Acho que o olhar que mais mudou em mim com a maternidade foi mesmo em relação às outras mães. sempre que encontro alguma, conhecida ou não, sinto como se compartilhássemos um conhecimento profundo das coisas. E faço uma espécie de reverência mental que diz: “eu sei o que você passou ou está passando. você é incrível e eu te honro, irmã!”.

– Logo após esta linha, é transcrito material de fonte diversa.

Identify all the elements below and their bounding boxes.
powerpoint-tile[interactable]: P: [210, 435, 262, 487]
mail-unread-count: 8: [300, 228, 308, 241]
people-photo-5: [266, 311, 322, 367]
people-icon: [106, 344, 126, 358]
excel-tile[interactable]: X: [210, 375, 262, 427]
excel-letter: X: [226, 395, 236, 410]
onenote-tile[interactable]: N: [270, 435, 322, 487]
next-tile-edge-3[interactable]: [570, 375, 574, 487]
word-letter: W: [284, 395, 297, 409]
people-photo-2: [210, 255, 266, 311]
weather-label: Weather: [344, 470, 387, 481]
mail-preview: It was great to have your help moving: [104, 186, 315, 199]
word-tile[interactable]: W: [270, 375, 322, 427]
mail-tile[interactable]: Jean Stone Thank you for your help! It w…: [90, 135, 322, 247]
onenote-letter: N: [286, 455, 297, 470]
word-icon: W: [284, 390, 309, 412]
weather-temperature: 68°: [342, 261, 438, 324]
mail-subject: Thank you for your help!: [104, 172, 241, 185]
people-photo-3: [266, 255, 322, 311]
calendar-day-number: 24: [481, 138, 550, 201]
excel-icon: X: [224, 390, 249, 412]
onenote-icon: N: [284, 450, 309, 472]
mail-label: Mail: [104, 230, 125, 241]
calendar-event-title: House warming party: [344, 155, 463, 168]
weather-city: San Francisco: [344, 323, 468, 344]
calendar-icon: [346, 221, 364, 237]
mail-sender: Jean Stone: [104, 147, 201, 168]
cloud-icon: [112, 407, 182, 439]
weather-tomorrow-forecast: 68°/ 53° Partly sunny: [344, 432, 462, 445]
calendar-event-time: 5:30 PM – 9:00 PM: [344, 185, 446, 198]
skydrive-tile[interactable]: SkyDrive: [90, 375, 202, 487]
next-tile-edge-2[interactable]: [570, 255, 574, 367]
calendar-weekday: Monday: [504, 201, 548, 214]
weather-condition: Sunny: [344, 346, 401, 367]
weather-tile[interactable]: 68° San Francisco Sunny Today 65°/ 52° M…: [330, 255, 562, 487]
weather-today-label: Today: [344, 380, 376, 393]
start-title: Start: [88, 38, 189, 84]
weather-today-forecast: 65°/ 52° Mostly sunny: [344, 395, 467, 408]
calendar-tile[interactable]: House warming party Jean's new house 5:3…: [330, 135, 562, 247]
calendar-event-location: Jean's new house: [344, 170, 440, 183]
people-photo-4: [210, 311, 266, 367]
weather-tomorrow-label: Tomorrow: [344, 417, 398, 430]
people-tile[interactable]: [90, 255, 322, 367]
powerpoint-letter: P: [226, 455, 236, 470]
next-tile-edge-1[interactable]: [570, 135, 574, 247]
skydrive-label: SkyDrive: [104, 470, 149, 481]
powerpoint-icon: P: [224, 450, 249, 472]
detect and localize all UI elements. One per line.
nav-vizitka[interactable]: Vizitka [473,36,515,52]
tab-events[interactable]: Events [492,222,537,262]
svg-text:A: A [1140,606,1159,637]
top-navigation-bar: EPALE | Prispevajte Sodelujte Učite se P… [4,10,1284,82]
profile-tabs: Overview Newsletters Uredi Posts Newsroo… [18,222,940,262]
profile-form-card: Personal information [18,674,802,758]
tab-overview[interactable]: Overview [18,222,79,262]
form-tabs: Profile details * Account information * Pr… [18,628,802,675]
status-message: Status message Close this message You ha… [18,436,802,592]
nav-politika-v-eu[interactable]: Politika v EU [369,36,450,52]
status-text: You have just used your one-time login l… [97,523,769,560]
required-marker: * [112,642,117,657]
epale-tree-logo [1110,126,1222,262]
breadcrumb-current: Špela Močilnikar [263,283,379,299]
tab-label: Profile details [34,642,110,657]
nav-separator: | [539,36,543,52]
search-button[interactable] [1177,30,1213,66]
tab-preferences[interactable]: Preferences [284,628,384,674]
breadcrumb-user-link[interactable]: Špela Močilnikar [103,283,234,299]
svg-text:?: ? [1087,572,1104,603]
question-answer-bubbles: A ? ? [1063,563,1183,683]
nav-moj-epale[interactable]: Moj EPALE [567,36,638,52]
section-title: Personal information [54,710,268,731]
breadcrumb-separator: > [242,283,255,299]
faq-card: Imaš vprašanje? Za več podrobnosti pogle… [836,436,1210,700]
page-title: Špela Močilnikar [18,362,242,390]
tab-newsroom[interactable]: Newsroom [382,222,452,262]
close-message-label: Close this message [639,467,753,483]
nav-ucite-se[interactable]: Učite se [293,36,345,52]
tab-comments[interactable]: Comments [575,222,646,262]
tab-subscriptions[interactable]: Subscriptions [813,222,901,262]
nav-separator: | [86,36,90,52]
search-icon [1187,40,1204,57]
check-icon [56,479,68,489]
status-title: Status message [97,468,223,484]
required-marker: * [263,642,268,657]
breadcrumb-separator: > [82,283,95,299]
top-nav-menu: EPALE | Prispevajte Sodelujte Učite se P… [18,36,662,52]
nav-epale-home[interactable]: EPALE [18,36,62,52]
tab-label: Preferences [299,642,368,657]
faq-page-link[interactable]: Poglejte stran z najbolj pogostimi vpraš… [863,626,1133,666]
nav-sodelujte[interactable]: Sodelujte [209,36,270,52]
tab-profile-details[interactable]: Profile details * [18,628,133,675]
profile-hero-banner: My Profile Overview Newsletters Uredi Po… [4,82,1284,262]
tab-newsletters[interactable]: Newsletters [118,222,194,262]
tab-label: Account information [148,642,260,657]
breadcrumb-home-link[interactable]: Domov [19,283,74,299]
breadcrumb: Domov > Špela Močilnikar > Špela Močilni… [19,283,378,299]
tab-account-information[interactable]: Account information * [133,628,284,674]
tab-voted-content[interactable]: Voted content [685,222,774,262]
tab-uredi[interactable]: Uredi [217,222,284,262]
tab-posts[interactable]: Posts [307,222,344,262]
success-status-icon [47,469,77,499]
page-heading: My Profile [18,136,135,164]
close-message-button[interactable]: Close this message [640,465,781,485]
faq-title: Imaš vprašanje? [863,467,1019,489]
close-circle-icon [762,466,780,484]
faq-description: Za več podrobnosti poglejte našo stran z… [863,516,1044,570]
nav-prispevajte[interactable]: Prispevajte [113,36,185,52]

No puerpério, desabou sobre mim um sentimento de gratidão inominável em relação à minha mãe, e também às minhas avós e todos aqueles que cuidaram de mim em algum momento. Porque percebi como o cuidado é o trabalho mais absolutamente essencial pra existência da vida humana e, ironicamente, um dos mais desvalorizados.

Quando batia a exaustão, ficava pensando como minha mãe tinha conseguido. e minhas amigas e primas, tão parecidas comigo? Será que elas também surtavam? E minhas avós e bisavós, com muito menos recursos e tecnologias? E as mães solo? e as mães com maridos abusivos? E as mães sem rede de apoio? E as mães imigrantes, refugiadas, em situação de rua, encarceradas?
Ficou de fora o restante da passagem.